For this, the Vatican invites to "attention in the framework of the Rio+20 process is the linkage between sustainable development and integral human development. Together with material and social welfare, consideration must also be given to the ethical and spiritual values which guide and give meaning to economic decisions and consequently to technological progress, inasmuch as every economic decision has a moral consequence. The technical economic sphere is neither ethically neutral, nor by nature inhuman and antisocial. It pertains to human activity and, precisely as human, needs to be ethically structured and institutionalized.
There is a need, in short, for a change of mindset to discover "the art of living together," man and nature, without respect for which "the human family is likely to disappear"
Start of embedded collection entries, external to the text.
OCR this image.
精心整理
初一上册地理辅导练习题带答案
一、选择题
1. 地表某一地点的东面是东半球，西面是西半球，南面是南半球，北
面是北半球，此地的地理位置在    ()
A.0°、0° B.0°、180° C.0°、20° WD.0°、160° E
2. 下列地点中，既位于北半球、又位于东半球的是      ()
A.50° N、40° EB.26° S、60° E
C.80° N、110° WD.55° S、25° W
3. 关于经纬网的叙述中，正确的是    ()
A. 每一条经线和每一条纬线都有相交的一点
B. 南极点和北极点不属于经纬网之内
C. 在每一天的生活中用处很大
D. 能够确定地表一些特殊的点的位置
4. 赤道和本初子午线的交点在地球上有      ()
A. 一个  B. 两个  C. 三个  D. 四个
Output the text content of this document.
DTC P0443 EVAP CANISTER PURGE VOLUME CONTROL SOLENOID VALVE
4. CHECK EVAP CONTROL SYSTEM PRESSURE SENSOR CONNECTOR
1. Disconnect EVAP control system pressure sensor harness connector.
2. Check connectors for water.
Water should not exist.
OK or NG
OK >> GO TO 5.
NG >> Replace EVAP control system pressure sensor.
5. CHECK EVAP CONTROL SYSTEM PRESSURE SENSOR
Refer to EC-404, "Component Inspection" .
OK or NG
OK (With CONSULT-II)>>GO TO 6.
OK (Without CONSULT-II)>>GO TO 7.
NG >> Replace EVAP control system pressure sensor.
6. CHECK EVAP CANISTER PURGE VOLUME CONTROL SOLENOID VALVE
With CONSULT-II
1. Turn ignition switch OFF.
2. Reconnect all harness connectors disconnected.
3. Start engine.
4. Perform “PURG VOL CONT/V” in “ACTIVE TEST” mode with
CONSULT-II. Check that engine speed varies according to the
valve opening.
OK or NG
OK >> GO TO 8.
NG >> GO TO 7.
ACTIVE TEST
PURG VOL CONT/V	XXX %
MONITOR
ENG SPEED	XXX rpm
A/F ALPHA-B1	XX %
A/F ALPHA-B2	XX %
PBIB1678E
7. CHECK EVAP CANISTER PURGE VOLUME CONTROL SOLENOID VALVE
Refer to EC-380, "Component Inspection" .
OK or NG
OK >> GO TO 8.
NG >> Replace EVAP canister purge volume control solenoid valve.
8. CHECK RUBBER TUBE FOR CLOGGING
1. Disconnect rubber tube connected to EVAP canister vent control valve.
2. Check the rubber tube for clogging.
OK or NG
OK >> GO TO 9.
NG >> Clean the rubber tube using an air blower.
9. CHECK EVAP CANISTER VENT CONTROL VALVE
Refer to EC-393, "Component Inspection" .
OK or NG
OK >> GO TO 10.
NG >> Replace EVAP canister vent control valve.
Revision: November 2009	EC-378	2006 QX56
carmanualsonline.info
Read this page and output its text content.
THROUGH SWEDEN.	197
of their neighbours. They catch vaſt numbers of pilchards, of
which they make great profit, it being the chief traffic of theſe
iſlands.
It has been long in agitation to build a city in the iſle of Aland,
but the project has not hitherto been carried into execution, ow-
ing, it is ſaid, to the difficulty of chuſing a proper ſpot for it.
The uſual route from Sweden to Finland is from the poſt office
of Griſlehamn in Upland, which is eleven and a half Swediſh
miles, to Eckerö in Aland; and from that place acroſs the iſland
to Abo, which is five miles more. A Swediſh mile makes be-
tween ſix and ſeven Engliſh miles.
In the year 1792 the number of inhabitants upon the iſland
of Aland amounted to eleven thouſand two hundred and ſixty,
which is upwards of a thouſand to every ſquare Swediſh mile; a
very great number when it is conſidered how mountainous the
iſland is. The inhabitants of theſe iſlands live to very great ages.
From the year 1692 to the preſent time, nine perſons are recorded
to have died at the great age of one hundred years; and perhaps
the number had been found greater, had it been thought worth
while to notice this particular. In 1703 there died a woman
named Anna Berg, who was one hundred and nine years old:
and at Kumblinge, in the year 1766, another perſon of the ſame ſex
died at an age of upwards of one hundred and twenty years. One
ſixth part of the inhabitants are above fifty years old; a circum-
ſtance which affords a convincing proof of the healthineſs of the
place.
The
In recent decades, continues the statement, there were major changes in the international community, due to the extraordinary scientific and technological progress, however, that coexists with "dramatic deviations and problems" of many countries and with the dramatic economic and financial crisis of our days.
Placing the human person as a starting point, also "taking the centrality of the human person as a starting point helps to avoid the risks associated with adopting a reductionist and sterile neo-Malthusian approach which views human beings as an obstacle to sustainable development. There is no conflict between human beings and their environment, but rather a stable and inseparable covenant in which the environment conditions the life and development of human beings, while they in turn perfect and ennoble the environment by their creative, productive and responsible labour. It is this covenant which needs to be reinforced. "
The Vatican finally argues that the green economy has the potential to "make an important contribution to the cause of peace and international solidarity." This analysis should be applied in order to "be clearly directed towards the promotion of common good and the elimination of poverty at local level, essential for sustainable development". Care is needed, however, to make sure it does not condition trade, developing latent forms of "green protectionism" and that also targets integral human development.